Alex Johnson
Workplace violence against nurses and other healthcare workers has burgeoned in recent years, becoming a nationwide phenomenon across hospitals and clinics. In one report released by nurse.org last month, testimonials from workers and official injury statistics highlighted, as the article’s headline puts it, “a silent epidemic” of violence growing in healthcare settings.
The article cited a report released by the American Nurses Association (ANA), which found that a staggering one in four nurses is assaulted on the job on any given day. Drawing on figures from the Bureau of Labor Statistics, the ANA report notes that 13 percent of days way from work in the healthcare and social assistance sectors in 2013 were the result of violence. Workplace violence includes physical assaults, physical or verbal harassment, and even homicide.
Workplace violence in the healthcare sector remains higher than in most professions. According to the Occupational Safety and Health Administration (OSHA), an estimated 75 percent of reports of workplace violence each year occurs in the healthcare and social service industry.
Data from the National Crime Victimization Survey has documented that healthcare workers have a 20 percent higher chance of suffering workplace violence than other workers. A recent poll conducted by the American College of Emergency Physicians found that 47 percent of emergency physicians had been assaulted while at work and over 70 percent report witnessing another assault.
The surge of violence against healthcare workers is a function of the US healthcare system itself. Nurses in particular are the frontline contacts for patients in their families, who are often in medical and emotional crisis and can lash out emotionally and physically against those providing them with care. But this has always been the case. What has changed?
Emergency rooms, hospital wards and clinics are a microcosm of the communities around them, concentrating their social and economic distress, as well as increased violence. Patients and their families seeking medical care also have the added stress that, even if their treatment is successful, they could return home to crushing medical debt.

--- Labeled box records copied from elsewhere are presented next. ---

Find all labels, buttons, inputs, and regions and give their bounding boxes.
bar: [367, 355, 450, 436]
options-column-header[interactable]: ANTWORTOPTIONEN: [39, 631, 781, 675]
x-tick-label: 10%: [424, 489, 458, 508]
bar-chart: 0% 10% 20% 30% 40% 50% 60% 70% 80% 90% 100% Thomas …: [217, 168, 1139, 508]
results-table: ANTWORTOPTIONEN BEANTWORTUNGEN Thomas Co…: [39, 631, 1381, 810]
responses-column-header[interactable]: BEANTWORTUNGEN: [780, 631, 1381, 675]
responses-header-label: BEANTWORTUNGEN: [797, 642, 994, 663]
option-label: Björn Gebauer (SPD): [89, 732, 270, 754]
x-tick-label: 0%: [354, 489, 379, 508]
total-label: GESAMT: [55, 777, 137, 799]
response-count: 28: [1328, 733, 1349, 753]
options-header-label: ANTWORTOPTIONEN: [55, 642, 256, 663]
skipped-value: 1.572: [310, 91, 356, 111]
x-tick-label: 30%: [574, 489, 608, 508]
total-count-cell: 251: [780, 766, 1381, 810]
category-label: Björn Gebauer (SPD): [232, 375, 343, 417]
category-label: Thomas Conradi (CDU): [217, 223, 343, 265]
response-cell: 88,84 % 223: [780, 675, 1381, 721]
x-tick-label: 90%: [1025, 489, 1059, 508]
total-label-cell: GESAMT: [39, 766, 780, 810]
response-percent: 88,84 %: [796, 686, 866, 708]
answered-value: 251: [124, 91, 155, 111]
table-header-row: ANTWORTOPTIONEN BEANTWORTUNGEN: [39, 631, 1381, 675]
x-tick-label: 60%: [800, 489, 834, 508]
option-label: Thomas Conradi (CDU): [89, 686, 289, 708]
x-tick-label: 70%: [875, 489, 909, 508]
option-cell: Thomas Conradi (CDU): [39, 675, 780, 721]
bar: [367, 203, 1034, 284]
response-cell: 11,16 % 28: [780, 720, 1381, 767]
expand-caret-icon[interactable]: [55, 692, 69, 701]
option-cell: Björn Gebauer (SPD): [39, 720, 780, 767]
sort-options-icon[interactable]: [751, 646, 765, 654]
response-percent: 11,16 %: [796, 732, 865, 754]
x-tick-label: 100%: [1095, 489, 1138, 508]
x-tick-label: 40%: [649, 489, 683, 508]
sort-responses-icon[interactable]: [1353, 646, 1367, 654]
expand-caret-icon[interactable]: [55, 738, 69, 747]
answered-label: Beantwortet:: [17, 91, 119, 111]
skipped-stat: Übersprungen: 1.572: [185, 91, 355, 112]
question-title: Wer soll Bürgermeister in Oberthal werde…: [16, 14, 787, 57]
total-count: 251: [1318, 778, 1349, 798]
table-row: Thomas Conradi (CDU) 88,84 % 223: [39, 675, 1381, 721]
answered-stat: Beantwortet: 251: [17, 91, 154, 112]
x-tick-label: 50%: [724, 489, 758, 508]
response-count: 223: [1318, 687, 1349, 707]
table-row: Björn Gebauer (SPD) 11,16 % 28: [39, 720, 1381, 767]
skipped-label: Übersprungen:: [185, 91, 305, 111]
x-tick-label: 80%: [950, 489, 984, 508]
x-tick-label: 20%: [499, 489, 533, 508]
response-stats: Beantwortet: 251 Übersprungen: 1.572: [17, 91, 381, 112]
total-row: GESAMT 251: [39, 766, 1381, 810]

A recent survey by the Kaiser Family Foundation and the Los Angeles Times found that 137 million Americans struggle to pay their medical bills. One in six Americans who get insurance through their jobs say they been forced to make “difficult sacrifices” over the last years to pay for healthcare, including cutting back on food, doubling up with relatives or friends, or taking on extra work. One in five say their medical bills have eaten up all of most of their savings.
Skyrocketing out-of-pocket costs are the result of dramatically increased deductibles and co-pays. Added to this is the impact of the Affordable Care Act on healthcare workers. While the ACA has reduced the uninsured rate, this means that more patients are utilizing their insurance, adding to patient loads for healthcare workers, who are also under pressure to cut costs for hospitals and other providers.

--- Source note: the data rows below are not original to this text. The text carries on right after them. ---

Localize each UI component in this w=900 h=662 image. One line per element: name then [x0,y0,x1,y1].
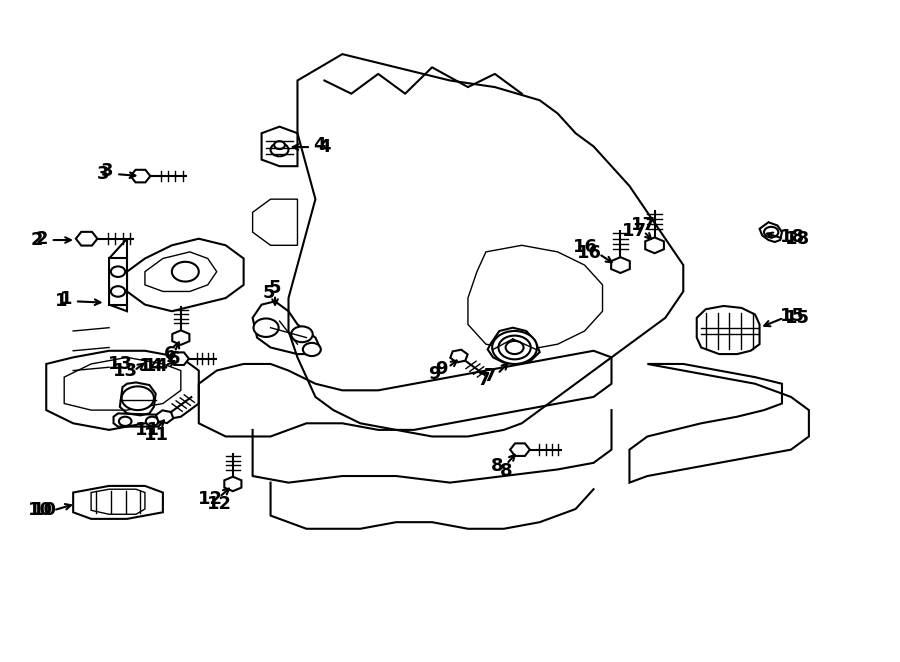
Circle shape [111,266,125,277]
Text: 12: 12 [198,490,223,508]
Circle shape [506,341,524,354]
Circle shape [499,336,531,359]
Text: 13: 13 [112,361,138,379]
Text: 14: 14 [144,357,169,375]
Text: 7: 7 [478,371,491,389]
Text: 3: 3 [96,165,109,183]
Text: 16: 16 [573,238,598,256]
Circle shape [271,143,289,156]
Text: 12: 12 [207,495,232,512]
Text: 5: 5 [263,284,275,302]
Circle shape [146,416,158,426]
Text: 16: 16 [577,244,601,262]
Circle shape [292,326,312,342]
Polygon shape [109,239,127,311]
Text: 6: 6 [164,345,176,363]
Text: 5: 5 [269,279,282,297]
Text: 18: 18 [780,228,806,246]
Circle shape [764,227,778,238]
Text: 8: 8 [500,462,513,480]
Text: 4: 4 [318,138,330,156]
Circle shape [274,141,285,149]
Circle shape [122,387,154,410]
Text: 6: 6 [168,350,181,367]
Text: 10: 10 [32,501,57,519]
Circle shape [254,318,279,337]
Circle shape [492,331,537,364]
Text: 15: 15 [780,307,806,326]
Text: 14: 14 [139,357,164,375]
Circle shape [303,343,320,356]
Text: 9: 9 [428,365,441,383]
Text: 2: 2 [35,230,48,248]
Text: 11: 11 [135,421,160,439]
Text: 4: 4 [314,136,326,154]
Text: 15: 15 [785,308,810,327]
Text: 8: 8 [491,457,504,475]
Text: 17: 17 [622,222,647,240]
Text: 1: 1 [59,291,72,308]
Text: 7: 7 [484,367,497,385]
Text: 9: 9 [435,359,447,377]
Text: 17: 17 [631,216,656,234]
Text: 2: 2 [31,231,43,249]
Text: 3: 3 [101,162,113,181]
Circle shape [119,416,131,426]
Text: 11: 11 [144,426,169,444]
Circle shape [111,286,125,297]
Text: 10: 10 [28,501,52,519]
Text: 18: 18 [785,230,810,248]
Circle shape [172,261,199,281]
Text: 13: 13 [108,355,133,373]
Text: 1: 1 [55,293,68,310]
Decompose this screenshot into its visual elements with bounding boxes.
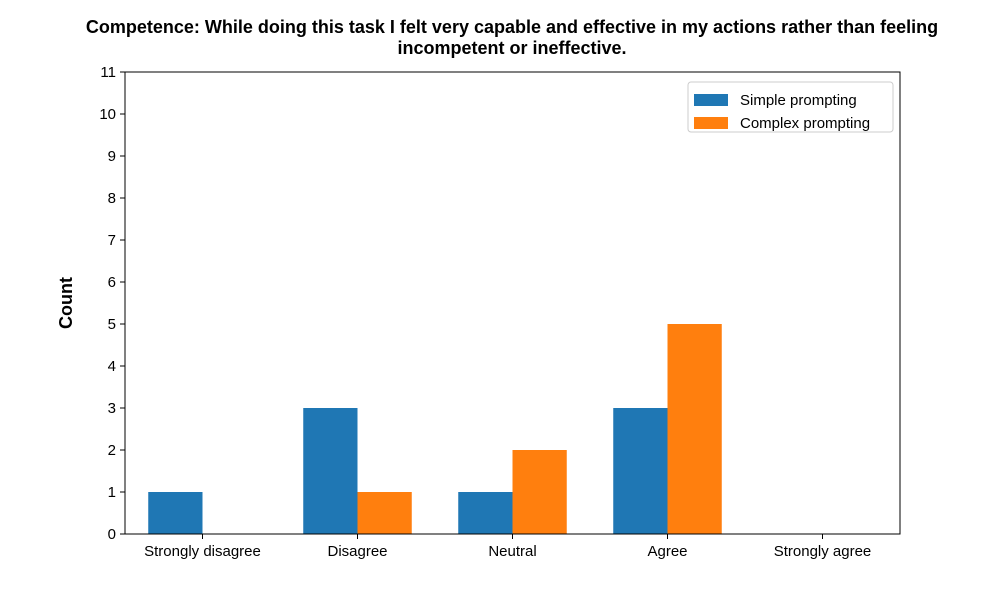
y-tick-label: 9 bbox=[108, 148, 116, 165]
legend-label: Complex prompting bbox=[740, 115, 870, 132]
bars bbox=[148, 324, 722, 534]
legend-swatch bbox=[694, 94, 728, 106]
bar-simple-neutral bbox=[458, 492, 513, 534]
bar-complex-disagree bbox=[357, 492, 412, 534]
y-tick-label: 8 bbox=[108, 190, 116, 207]
y-tick-label: 4 bbox=[108, 358, 116, 375]
x-tick-label: Strongly disagree bbox=[144, 543, 261, 560]
bar-simple-disagree bbox=[303, 408, 358, 534]
bar-simple-strongly-disagree bbox=[148, 492, 203, 534]
x-tick-label: Neutral bbox=[488, 543, 536, 560]
y-tick-label: 7 bbox=[108, 232, 116, 249]
bar-complex-agree bbox=[667, 324, 722, 534]
x-tick-label: Agree bbox=[647, 543, 687, 560]
x-tick-label: Strongly agree bbox=[774, 543, 872, 560]
chart-title: Competence: While doing this task I felt… bbox=[86, 17, 938, 58]
y-tick-label: 2 bbox=[108, 442, 116, 459]
y-axis-label: Count bbox=[56, 277, 76, 329]
legend-label: Simple prompting bbox=[740, 92, 857, 109]
chart-title-line-1: Competence: While doing this task I felt… bbox=[86, 17, 938, 37]
legend-box bbox=[687, 81, 894, 133]
y-tick-label: 3 bbox=[108, 400, 116, 417]
y-tick-label: 6 bbox=[108, 274, 116, 291]
legend: Simple prompting Complex prompting bbox=[687, 81, 894, 133]
y-tick-label: 10 bbox=[99, 106, 116, 123]
bar-complex-neutral bbox=[512, 450, 567, 534]
x-axis: Strongly disagree Disagree Neutral Agree Str… bbox=[144, 534, 871, 560]
legend-swatch bbox=[694, 117, 728, 129]
bar-simple-agree bbox=[613, 408, 668, 534]
y-tick-label: 1 bbox=[108, 484, 116, 501]
x-tick-label: Disagree bbox=[327, 543, 387, 560]
y-tick-label: 0 bbox=[108, 526, 116, 543]
chart-title-line-2: incompetent or ineffective. bbox=[397, 38, 626, 58]
y-tick-label: 5 bbox=[108, 316, 116, 333]
y-tick-label: 11 bbox=[100, 64, 116, 81]
y-axis: 0 1 2 3 4 5 6 7 8 9 10 11 bbox=[99, 64, 125, 543]
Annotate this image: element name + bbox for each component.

All of this translates into a potentially toxic environment for those providing patient care. The nurse.org article contains numerous stories of attacks on healthcare workers, revealing their workplace conditions to be veritable danger zones where they’re vulnerable to the most brutal assaults from patients.
Angela Simpson, a registered nurse from Maryland who was only employed for six months, suffered a severe head injury after being attacked by an agitated dementia patient.

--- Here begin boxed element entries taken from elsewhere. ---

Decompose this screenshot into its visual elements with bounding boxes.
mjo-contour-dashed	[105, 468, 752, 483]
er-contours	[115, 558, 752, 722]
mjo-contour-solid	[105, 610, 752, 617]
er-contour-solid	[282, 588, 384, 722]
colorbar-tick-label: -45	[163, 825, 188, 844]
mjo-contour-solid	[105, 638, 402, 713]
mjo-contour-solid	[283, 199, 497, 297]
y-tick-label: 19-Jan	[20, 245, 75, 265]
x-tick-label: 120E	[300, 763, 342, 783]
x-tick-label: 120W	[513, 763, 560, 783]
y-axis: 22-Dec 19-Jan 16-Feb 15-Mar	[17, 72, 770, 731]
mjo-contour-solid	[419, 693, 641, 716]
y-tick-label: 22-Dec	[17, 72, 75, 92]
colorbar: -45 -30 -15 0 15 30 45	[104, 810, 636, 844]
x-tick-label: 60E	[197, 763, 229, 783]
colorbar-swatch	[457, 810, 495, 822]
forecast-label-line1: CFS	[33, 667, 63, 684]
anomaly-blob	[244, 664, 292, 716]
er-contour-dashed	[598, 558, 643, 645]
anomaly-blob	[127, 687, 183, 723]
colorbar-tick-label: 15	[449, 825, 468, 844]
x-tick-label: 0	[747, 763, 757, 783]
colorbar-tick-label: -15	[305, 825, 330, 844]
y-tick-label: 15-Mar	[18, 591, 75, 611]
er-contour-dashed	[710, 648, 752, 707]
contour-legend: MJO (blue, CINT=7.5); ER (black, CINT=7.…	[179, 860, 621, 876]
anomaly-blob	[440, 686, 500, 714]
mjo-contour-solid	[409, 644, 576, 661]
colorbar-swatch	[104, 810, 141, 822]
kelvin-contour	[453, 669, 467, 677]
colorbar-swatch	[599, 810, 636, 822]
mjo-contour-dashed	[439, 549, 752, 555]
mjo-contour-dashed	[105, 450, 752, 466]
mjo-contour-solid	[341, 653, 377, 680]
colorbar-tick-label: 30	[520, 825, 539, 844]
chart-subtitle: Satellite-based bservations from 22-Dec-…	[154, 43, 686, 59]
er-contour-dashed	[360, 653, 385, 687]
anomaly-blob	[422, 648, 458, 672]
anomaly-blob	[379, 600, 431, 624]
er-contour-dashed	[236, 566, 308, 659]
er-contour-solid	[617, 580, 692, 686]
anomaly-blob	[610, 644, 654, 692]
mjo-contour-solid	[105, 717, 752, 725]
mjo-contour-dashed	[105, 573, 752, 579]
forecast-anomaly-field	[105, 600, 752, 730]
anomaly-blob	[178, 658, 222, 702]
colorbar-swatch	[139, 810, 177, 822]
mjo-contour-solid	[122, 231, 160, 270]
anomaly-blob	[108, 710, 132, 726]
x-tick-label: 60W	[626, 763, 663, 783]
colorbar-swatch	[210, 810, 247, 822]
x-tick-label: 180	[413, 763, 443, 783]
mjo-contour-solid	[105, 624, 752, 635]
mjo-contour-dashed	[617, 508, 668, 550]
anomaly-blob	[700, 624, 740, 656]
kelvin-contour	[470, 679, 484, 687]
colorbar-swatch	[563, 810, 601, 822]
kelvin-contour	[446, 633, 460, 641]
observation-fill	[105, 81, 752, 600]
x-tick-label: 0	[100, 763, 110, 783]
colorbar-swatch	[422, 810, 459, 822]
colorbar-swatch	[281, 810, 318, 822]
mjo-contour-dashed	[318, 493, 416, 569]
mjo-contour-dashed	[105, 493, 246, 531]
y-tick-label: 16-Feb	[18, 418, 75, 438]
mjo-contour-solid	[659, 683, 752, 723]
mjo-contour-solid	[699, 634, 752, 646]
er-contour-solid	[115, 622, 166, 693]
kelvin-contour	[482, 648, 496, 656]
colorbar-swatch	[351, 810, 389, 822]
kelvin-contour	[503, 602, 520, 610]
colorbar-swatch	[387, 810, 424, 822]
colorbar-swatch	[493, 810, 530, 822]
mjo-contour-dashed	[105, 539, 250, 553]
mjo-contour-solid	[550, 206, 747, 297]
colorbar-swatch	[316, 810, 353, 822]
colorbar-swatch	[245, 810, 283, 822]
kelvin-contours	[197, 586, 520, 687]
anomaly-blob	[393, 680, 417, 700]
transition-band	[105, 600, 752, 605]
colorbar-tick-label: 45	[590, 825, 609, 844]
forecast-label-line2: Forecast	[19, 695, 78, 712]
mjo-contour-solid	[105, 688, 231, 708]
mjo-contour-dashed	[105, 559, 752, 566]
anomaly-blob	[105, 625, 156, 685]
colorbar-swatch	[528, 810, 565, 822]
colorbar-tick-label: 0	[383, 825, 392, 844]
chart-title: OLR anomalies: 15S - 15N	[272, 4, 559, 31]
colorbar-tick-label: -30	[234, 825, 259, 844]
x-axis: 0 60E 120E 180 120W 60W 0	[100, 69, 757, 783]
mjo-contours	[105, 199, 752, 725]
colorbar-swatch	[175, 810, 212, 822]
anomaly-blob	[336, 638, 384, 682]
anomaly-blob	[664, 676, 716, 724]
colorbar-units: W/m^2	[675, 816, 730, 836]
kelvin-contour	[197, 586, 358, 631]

Simpson compared the likelihood of her getting hurt while working to her husband, a corrections officer. “It is more likely that I will be hurt on the job by an assault than him,” she said. “He gets to use pepper spray and has a bullet-proof vest, and he has others to back him up. He has the right to defend himself.”
Despite the publication of numerous studies exposing the rising violence against nurses and other healthcare workers, the healthcare industry discourages nurses from reporting incidents of violence, even when injuries are sustained.